Each element in melody corresponds to a note frequency in Hz.

int noteDurations[] = {
8, 8, 4,
8, 8, 4,
8, 8, 8, 8, 2,
8, 8, 8, 12, 8,
8, 8, 8, 8,
8, 8, 8, 8, 2
};

The Melody Note Durations

This array stores the note durations for the "Jingle Bells" melody.

noteDurations specifies the length of each note 4 = quarter note, 8 = eighth note, etc.

void setup() {
pinMode(buttonPin, INPUT_PULLUP);
pinMode(buzzerPin, OUTPUT);

for (int i = 0; i<8; i++) {
pinMode (ledArray[i], OUTPUT);
}
}

setup() function

This function is run once and initializes the pins:

buttonPin is set as an input with an internal pull-up resistor (ensures a default HIGH state).

buzzerPin and all LED pins are set as outputs.

The for loop simplifies setting up multiple LEDs as outputs as it means you can just run the loop to set the pins as outputs rather than going through them each individually.

void loop() {
int reading = digitalRead(buttonPin);

if (reading != lastButtonState) {
lastDebounceTime = millis();
}

if ((millis() - lastDebounceTime) > debounceDelay) {
if (reading == LOW && buttonState == HIGH) {
ledChaser1();
playJingleBells();
ledChaser2();
}
buttonState = reading;
}

lastButtonState = reading;
}

loop() function

This main loop continuously checks the button state and runs actions when the button is pressed.

It has debouncing to prevent "false" button pressing.
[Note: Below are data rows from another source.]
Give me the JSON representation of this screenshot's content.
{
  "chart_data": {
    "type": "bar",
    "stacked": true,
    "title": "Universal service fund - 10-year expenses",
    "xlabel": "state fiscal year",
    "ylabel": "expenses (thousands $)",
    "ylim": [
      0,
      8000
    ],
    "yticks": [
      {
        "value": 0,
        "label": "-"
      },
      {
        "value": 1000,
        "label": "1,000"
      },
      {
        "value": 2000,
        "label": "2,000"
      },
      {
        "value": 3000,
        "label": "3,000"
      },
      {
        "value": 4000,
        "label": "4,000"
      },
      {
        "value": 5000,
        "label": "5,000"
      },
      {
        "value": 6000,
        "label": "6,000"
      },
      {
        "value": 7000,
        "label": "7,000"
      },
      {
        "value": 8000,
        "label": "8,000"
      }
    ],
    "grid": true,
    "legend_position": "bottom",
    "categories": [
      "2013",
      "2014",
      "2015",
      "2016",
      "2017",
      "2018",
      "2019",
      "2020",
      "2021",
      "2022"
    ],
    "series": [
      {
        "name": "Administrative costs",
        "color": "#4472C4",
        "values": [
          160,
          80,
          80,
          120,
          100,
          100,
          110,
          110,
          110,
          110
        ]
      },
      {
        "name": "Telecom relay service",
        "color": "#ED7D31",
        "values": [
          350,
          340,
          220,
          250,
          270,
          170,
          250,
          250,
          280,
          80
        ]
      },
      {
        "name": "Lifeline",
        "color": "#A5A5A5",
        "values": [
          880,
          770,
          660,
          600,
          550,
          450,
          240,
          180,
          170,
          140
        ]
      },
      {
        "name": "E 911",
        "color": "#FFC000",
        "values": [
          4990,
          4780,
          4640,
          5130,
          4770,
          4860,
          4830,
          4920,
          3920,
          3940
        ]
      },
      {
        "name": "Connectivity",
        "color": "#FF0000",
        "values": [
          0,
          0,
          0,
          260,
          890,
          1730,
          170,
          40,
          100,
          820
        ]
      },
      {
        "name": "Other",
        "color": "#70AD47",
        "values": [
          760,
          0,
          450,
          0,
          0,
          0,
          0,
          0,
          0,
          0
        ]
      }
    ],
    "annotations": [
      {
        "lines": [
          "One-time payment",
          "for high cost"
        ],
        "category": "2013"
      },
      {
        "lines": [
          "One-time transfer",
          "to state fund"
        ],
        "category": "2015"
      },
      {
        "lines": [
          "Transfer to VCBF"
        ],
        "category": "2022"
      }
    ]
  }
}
Debouncing ensures the button press is stable for at least debounceDelay (50 ms).

If the button is pressed, it triggers the following functions:

ledChaser1() - Lights chase clockwise.

playJingleBells() - Plays the melody.

ledChaser2() - Lights chase counterclockwise.

void playJingleBells() {
int totalNotes = sizeof(melody) / sizeof(melody[0]);
for (int thisNote = 0; thisNote < totalNotes; thisNote++) {
int noteDuration = 1000 / noteDurations[thisNote];
tone(buzzerPin, melody[thisNote], noteDuration);

int pauseBetweenNotes = noteDuration * 1.30;
delay(pauseBetweenNotes);

noTone(buzzerPin);
}
}

playJingleBells() function

This loop plays the "Jingle Bells" melody using the buzzer.

Loops through each note in melody.

Calculates the duration of the note and plays it using the tone() function.

It adds a pause (30% longer than the note duration) between notes for clarity (this was found through trial and error).

void ledChaser1() {
for (int i = 0; i<8; i++) digitalWrite(ledArray[i], LOW);
for (int i = 0; i<8; i++) {
digitalWrite(ledArray[i], HIGH);
delay(100);
}
}

ledChaser1() (Clockwise chase)

This function is to sequentially light up LEDs around the PCB in a clockwise pattern.

Turns off all LEDs first to ensure the chase starts cleanly.

void ledChaser2() {
for (int i = 0; i<8; i++) digitalWrite(ledArray[i], LOW);
for (int i = 8; i>=0; i--) {
digitalWrite(ledArray[i], HIGH);
delay(100);
}
}

ledChaser2() (Counterclockwise chase)

This function (similar to the last) sequentially lights up LEDs in a counterclockwise pattern.

Similar to ledChaser1(), but reverses the direction of the sequence.

I have attached the Arduino sketch if you want to use it.

Uploading the Code and Testing

Xmas Bauble PCB - Uploading Your Code

The code is uploaded to the PCB with an USBtinyISP AVR Programmer. The best way to see how to upload load the code is to take a look at the attached video.

You can also upload the code using another Arduino instead of the USBtinyISP AVR Programmer. There are multiple tutorials on how to do this on Instructables, an example of one is her: Programming Arduino With Another Arduino : 3 Steps - Instructables

Once you have uploaded your code you are ready to test the operation by pressing SW2. You get blinking lights and a "beautiful" rendition of Jingle Bells. It's now your turn to write some better code with an even more "beautiful" melody!

A quick tip! I find lots of discarded disposable vapes when I walk my dog. I have found the batteries from these vapes work very well for this type of project and is a great way of re-using something that is otherwise an environmental hazard. But make sure you dismantle the vape very carefully and only if you are competent to do so as these batteries can be dangerous if mishandled.